What are Microfibers?
Microfibers are the most common type of microplastic, but you might hear about them less in part because they are harder to see.
Microfibers are mainly the by-product of the textile, or clothing, industry, especially synthetic fabrics made from plastics. Microfibers have a large impact on aquatic species and water quality. The majority of the microfiber pollution is from single-use plastics and washing clothing without filter systems to stop them from being released into lakes, rivers, and oceans.
Textiles often have various chemicals used in production, such as dyes and treatments that are not universally regulated. Chemicals can also leach out of the fibers and into our water.
Microplastic and Microfibers in Georgian Bay
In 2019, Georgian Bay Forever partnered with the University of Toronto to conduct a study of microplastics and microfibers in Parry Sound. The study measures the number of microplastics and microfibers released from washing machines. The study called “ Divert & Capture: The fight to keep microplastics out of our water” aims to divert microplastics and microfibers entering Georgian Bay, get communities together for shoreline clean ups, and help educate people on microplastics.
The study followed 100 houses in Parry Sound that volunteered to use washing machine filters to collect microfibers and microplastics that would otherwise end up in Georgian Bay. Georgian Bay Forever weights and measure how much has been successfully collected.
Around 90% of microplastics and fibers are captured and removed during the water treatment process, leaving 10% to drain back into the water. This may not seem like a lot but it has a bigger impact than you think!
To help combat this issue, Georgian Bay Forever researched different types of technology to help stop these fibers from getting back into waterways. More technology and more universal filters are needed to help improve this. The research helps to outline how many microfibers can be diverted from the waters in Georgian bay and give us an idea of how much has already made its way into our systems.
We Need You!
There are many ways you can help to reduce microplastics in the Georgian Bay Biosphere.

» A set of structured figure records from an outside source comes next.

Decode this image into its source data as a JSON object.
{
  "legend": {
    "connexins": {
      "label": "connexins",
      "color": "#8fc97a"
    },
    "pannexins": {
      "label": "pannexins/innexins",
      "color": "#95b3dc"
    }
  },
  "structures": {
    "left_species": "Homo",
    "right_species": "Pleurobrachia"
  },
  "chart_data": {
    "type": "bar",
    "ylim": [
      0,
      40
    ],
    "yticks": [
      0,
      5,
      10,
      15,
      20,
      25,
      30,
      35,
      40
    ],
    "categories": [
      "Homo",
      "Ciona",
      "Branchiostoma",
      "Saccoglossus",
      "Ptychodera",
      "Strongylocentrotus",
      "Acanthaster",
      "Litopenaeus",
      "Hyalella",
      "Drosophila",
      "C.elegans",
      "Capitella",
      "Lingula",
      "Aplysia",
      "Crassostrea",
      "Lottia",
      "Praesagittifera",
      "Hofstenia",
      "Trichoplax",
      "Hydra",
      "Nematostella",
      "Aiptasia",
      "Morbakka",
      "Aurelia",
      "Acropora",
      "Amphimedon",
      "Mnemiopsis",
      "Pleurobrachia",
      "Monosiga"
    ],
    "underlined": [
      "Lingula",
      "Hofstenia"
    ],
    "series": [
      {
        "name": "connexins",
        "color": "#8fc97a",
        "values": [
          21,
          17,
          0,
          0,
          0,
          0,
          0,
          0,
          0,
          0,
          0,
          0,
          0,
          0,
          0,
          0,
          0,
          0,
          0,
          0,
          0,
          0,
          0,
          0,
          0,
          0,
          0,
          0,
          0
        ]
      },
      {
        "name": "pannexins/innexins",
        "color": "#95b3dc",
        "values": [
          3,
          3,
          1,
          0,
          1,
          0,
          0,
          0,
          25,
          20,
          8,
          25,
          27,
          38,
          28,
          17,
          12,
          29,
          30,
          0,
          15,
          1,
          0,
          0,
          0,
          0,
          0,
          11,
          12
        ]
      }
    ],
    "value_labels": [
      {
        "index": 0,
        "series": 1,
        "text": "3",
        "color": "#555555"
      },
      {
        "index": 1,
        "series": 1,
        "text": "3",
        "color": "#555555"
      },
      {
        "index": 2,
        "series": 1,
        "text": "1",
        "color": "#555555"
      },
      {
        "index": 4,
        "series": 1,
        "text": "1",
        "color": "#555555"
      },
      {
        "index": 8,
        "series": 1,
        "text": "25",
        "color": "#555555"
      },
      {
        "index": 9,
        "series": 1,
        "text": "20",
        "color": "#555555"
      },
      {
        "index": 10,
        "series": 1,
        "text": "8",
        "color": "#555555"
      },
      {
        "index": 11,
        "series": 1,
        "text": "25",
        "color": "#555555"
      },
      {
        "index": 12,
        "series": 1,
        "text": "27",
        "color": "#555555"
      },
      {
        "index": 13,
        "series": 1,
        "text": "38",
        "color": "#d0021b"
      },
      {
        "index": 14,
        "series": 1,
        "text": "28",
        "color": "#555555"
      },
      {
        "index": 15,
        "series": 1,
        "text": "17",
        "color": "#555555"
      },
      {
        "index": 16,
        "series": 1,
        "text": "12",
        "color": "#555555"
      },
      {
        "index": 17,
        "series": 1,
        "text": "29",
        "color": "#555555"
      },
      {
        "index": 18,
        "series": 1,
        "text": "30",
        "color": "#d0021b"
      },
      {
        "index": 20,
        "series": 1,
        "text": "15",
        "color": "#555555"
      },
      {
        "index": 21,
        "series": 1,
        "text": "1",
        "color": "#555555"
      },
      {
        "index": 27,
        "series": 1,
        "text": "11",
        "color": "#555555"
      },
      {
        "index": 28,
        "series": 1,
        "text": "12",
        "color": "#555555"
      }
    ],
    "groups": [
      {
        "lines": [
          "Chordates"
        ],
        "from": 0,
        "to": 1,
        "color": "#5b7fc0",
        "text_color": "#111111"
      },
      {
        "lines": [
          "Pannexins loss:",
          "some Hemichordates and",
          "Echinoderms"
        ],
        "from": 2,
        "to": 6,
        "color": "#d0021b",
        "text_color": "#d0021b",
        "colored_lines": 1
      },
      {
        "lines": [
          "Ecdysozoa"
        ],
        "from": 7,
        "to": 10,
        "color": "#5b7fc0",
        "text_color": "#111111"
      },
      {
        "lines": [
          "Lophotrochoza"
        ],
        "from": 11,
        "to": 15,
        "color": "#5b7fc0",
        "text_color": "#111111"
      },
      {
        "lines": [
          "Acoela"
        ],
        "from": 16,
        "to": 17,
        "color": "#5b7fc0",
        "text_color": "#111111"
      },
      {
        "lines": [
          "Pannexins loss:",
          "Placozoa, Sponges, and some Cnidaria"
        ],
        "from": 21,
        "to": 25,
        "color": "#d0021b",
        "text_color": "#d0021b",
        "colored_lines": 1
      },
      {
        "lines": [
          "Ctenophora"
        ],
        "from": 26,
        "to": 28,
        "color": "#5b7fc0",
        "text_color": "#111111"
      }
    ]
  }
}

- Reduce your overall plastic use – here are 10 tips!
- Avoid buying new clothing you don’t need, or synthetic materials
- Participate in local cleanups
- Reduce the use of your washing machine, can you wear something more than once?
- Attach a microfiber filter to your washing machine
- Research what is recyclable in your region
Community Clean Up
See what you can do to tackle in plastic pollution problem in your community! Every little bit helps!
Next time you are out for a hike, headed to the beach, or just strolling through your neighbourhood, bring a garbage bag with you and pick up litter you find. Separate out the recyclable materials with those that go to the landfill and properly dispose of them once you are finished. Make sure to be cautious with what you are picking up, and bring gloves just in case.
By helping to pick up these larger macroplastics you are stopping them from continuing to breakdown into smaller pieces in the environment and impacting the health of Georgian Bay!